A escola punha-se lá no fim da rua sem saída. Por onde dei as minhas primeiras e inconsequentes pedaladas na bicicleta de um primo então ali residente. Como se chamava a escola? Não sei. Talvez nada mais senão “a escola primária”. Nem mesmo recordo o nome da rua de que fixei apenas a quietude, o silêncio, o à-vontade com que nos deixavam brincar sem temer o trânsito automóvel. Essa a imagem de há quase 50 anos, em que o bife com batatas fritas era, invariavelmente, o almoço das terças-feiras.
Hoje a escola intitula-se (complicadamente…) EB1 Conde de S. Cosme. E a rua, mais completamente, do Conde de S. Cosme do Vale. Da qual é insigne professor o meu ex-colega de turma, nas Caldinhas, o Jorge Pimentel, velho e inesquecível Amigo. O magnífico autor de uma proeza inédita – convidar-me para ler um conto de minha autoria aos seus pupilos da turma Girassol.

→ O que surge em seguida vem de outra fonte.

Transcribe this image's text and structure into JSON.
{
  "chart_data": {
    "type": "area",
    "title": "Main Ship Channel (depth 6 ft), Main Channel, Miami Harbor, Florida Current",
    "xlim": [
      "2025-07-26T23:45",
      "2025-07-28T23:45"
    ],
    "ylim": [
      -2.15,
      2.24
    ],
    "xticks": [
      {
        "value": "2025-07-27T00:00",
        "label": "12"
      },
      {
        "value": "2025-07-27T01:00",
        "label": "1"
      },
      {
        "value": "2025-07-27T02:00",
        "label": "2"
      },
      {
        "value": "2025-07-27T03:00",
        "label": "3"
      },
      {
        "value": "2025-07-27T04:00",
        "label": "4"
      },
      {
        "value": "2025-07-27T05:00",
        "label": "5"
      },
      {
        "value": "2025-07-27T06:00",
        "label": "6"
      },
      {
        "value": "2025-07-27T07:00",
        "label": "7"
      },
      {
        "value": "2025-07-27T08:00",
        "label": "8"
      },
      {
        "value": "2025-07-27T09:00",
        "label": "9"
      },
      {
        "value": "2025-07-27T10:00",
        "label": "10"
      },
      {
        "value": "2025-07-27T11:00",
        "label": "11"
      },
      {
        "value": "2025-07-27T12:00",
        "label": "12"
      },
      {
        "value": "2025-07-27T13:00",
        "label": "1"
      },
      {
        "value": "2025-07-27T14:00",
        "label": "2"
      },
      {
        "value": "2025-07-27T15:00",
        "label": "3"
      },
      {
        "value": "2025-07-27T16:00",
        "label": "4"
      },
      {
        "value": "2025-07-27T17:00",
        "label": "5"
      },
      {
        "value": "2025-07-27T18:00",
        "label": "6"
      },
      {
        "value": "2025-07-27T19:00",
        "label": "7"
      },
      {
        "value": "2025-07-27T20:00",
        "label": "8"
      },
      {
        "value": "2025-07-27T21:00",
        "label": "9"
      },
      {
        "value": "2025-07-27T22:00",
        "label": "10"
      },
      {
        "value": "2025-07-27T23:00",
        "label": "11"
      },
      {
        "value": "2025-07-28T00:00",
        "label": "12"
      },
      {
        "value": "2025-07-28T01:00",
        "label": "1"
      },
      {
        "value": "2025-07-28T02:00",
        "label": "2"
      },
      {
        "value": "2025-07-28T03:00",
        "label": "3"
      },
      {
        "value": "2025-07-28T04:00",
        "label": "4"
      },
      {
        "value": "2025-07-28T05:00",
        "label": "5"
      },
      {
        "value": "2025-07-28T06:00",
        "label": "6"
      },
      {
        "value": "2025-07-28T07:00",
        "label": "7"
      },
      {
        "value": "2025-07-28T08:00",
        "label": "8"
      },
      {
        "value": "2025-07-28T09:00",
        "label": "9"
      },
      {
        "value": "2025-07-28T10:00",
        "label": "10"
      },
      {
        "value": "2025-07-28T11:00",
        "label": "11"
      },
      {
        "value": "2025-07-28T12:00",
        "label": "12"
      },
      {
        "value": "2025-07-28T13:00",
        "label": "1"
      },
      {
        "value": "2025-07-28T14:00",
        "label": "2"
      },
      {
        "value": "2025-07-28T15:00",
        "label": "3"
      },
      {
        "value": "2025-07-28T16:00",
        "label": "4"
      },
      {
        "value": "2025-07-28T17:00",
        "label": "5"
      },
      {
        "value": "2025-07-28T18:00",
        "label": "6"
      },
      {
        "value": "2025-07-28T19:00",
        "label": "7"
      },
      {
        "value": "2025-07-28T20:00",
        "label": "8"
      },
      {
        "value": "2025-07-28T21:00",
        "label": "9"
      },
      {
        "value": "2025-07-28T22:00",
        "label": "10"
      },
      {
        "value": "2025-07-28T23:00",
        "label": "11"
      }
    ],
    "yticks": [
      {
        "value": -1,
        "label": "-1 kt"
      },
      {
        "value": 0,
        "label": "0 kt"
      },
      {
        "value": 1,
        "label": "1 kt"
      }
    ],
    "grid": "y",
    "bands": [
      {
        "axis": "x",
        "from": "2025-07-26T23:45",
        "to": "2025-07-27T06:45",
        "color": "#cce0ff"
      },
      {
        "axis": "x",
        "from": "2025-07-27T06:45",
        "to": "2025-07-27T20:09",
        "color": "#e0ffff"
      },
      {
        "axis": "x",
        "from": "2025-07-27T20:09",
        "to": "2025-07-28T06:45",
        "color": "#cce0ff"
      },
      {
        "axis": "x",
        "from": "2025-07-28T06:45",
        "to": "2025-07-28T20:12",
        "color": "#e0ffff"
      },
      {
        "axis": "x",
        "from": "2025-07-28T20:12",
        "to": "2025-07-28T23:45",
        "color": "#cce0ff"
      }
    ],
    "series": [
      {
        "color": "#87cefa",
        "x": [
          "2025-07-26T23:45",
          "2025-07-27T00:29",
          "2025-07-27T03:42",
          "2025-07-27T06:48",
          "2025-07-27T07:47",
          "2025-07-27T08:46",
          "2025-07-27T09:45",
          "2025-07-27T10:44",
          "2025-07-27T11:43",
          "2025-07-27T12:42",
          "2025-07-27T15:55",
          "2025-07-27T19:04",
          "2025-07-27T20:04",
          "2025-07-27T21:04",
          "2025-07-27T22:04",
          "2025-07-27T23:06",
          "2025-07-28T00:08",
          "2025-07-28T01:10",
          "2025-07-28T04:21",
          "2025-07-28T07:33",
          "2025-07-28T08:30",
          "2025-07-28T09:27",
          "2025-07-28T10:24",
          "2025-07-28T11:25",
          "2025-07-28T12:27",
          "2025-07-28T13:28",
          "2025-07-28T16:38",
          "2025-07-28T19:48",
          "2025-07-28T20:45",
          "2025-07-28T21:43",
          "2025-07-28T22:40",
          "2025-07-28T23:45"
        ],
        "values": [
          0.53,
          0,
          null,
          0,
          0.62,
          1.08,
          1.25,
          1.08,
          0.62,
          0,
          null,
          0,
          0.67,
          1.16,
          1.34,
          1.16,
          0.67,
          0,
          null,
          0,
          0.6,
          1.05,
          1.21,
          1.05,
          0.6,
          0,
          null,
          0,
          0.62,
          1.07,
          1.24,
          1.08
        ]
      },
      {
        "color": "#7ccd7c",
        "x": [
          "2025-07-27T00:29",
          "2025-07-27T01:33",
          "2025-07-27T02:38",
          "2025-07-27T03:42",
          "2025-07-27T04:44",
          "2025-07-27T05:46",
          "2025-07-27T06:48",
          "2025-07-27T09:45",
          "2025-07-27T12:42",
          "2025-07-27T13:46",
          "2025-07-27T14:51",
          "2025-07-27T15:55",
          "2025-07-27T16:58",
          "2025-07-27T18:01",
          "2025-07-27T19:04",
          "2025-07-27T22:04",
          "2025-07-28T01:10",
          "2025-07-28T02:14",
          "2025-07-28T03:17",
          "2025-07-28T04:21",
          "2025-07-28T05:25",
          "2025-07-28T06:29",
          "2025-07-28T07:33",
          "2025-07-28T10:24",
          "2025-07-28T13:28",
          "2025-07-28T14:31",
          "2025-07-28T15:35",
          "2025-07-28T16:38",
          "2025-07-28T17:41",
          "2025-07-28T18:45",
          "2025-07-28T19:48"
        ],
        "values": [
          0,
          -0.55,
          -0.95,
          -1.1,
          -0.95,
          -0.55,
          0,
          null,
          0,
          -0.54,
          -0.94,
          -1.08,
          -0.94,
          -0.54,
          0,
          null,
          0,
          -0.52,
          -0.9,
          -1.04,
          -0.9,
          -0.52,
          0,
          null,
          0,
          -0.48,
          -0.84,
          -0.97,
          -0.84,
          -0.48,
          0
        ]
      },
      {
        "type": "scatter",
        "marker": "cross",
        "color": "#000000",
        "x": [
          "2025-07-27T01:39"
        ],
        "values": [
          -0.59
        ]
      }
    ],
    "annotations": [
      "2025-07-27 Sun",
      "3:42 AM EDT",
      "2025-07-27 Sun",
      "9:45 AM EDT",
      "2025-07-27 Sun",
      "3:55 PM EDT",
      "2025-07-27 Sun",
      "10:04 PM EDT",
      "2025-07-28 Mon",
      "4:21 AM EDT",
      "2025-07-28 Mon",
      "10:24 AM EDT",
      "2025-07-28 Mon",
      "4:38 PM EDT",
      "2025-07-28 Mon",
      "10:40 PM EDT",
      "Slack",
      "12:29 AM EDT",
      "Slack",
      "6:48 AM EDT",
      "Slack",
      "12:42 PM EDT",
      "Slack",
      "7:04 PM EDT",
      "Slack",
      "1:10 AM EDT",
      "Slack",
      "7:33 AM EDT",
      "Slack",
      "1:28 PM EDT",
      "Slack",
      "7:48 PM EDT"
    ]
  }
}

É claro – assustei-me com a proposta. Eu nada sei de crianças. Nunca escrevi para elas. E o fantasma de uma turma toda dormindo a sono solto, ou alvejando-me com aviõezinhos de papel, tirou-me o pio, pintou expressivamente a imagem provável do meu desaire.
Ainda assim aceitei o repto. Ponderei. Li o que tinha para lhes ler e cronometrei a leitura. Dei conta do cerrado da minha escrita. Vacilei. E fui dizendo que sim.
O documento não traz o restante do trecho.